Sunlight dappled the floor in places and she pounced on the ever-moving rays, slapped at leaves and pine needles, sending them up in a shower of vegetation just because she could. She chased deer, climbed trees and ran along the overhead highway, disturbing birds and agitating the gibbons on purpose. Laughter bubbled up, a well of happiness. She turned to tell him. Rio. She remembered this.

She remembered the joy of taking this other form and running with him. Sharing the forest paths with him. Of rubbing her muzzle along his great head in affection. They had shared a life together, one of intense love and compelling sexual attraction. She knew him in this form just as she knew him in their human form.

Rachael stopped suddenly, her heart pounding in terror. She was alone. Rio was not in her life and he could never be. Whatever life they may have shared in another time, another place, they couldn’t have it in this one. He couldn’t take this form and give up his human side as she had chosen to do. He had responsibilities. She knew him well enough to know he would never let his people down. Sorrow was a heavy burden and she felt it equally in both forms. She lay in the branches of a tall tree, far from his house, put her head on her paws and wept.

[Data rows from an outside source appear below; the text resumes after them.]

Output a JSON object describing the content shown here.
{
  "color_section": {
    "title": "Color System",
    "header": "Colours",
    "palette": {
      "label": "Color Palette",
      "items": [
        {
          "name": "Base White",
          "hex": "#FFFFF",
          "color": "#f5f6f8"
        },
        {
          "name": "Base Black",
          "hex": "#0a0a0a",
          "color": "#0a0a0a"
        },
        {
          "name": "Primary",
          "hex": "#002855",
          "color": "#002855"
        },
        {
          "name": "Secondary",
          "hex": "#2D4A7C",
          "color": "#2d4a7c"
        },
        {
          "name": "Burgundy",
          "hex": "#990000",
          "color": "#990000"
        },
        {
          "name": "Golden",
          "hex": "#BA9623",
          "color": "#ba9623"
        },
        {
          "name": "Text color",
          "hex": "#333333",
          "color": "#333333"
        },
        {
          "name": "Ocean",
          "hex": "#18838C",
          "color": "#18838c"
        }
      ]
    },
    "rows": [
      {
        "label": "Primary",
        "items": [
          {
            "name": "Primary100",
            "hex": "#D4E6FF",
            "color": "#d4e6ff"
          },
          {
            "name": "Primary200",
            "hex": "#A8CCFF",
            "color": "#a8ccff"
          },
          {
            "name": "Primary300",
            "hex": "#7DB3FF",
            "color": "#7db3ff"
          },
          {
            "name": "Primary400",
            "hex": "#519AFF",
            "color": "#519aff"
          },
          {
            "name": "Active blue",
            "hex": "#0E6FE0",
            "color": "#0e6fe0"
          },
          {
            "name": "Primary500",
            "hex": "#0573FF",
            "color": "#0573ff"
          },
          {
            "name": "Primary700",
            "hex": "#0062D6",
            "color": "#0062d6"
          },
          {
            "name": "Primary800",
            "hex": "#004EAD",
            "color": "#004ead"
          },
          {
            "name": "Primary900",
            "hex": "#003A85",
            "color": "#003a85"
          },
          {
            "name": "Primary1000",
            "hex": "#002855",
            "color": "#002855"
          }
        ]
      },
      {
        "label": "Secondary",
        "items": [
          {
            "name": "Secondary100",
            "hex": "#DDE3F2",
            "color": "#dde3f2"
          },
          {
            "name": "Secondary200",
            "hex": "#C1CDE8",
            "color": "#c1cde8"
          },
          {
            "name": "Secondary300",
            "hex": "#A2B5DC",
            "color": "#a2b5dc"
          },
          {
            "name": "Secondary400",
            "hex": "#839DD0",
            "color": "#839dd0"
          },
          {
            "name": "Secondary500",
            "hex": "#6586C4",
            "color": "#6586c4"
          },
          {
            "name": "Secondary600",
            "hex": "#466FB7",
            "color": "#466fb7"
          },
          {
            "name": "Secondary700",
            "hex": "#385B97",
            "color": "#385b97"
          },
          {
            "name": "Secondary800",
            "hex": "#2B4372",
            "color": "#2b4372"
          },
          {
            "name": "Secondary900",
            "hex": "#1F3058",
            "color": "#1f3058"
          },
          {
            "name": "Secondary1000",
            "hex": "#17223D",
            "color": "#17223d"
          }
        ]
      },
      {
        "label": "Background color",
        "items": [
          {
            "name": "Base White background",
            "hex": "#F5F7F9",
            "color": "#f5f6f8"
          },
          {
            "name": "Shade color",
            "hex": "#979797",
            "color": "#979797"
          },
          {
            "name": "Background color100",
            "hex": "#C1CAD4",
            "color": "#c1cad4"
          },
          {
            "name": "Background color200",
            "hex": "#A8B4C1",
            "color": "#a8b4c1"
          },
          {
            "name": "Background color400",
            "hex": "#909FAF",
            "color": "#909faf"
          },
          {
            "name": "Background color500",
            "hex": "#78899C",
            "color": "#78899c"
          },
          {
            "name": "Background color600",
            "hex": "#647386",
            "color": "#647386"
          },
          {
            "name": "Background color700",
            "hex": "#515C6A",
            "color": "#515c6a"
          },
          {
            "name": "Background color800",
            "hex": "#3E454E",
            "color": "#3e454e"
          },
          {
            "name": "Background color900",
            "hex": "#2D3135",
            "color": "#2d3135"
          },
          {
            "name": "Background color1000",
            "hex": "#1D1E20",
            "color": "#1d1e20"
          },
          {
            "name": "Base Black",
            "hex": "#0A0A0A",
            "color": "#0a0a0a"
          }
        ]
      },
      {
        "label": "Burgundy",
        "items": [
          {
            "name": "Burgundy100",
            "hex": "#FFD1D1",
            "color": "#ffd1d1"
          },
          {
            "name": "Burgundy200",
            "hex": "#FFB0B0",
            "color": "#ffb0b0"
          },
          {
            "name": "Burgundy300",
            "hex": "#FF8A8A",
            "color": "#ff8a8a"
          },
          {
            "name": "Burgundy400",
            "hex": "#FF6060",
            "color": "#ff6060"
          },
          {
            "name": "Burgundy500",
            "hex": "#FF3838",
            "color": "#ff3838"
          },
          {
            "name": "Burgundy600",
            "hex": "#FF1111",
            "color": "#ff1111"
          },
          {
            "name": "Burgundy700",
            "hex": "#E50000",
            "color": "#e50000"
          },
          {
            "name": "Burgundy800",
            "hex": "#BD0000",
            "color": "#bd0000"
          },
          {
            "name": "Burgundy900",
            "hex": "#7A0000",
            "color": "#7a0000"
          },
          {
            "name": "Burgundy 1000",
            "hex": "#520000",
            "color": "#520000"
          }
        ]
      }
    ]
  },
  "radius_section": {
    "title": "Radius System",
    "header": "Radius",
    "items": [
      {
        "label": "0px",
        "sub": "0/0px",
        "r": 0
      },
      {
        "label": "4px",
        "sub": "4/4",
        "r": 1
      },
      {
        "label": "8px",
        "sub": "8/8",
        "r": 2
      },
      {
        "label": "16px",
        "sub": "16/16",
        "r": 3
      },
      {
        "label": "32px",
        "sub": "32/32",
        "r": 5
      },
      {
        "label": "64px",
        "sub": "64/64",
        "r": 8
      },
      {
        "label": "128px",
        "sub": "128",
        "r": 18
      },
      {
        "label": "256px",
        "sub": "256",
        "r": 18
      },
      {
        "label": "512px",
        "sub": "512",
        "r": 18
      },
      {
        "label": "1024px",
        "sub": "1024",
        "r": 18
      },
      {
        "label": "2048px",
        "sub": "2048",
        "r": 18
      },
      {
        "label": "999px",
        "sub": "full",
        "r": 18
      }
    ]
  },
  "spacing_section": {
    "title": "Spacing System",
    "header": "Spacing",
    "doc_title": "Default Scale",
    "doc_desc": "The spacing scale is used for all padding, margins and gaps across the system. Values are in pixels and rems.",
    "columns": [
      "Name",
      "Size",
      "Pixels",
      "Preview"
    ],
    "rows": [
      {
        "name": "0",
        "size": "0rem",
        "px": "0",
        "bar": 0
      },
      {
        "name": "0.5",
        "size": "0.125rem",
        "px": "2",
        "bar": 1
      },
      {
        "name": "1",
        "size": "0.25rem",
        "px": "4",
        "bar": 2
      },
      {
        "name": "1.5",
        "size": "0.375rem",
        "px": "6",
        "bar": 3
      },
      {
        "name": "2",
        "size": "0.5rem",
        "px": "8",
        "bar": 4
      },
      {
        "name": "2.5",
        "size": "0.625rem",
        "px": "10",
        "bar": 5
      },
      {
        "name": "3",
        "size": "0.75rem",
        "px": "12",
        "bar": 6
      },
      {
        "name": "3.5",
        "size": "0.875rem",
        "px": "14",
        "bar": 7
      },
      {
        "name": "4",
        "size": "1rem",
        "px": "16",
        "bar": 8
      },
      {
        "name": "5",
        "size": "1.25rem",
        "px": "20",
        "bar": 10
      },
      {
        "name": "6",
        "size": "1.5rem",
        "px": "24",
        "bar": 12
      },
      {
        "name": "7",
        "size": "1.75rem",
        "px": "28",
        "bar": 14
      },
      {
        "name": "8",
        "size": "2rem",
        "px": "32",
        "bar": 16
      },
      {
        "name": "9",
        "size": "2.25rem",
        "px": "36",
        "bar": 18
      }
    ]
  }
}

Rio listened politely to Kim, glancing every now and then toward the verandah. Rachael had moved away from the open door and he could no longer see her. She had looked so defeated, so unlike Rachael. He wanted to go to her, felt he needed to go to her, but Kim wanted to tell him of his father ‘s vision, stressing the importance of it, warning Rio that something was not right with the party searching the forest for medicinal plants.

“He knew the names of all the plants and their properties,” Kim explained, in his slow, deliberate way.

“My father does not know why he had such a vision when the man clearly knows the ways of the forest.”

Rio took a step toward the door, shifting slightly in an effort to try to see Rachael. “Many men come into the forest knowing its ways but not respecting them, Kim. It’s possible this man is one. Could he be a poacher, after fur or the elephants?” The more information he had the better to judge if more trouble was coming their way.

Kim followed his single step. “Perhaps. He had weapons enough.”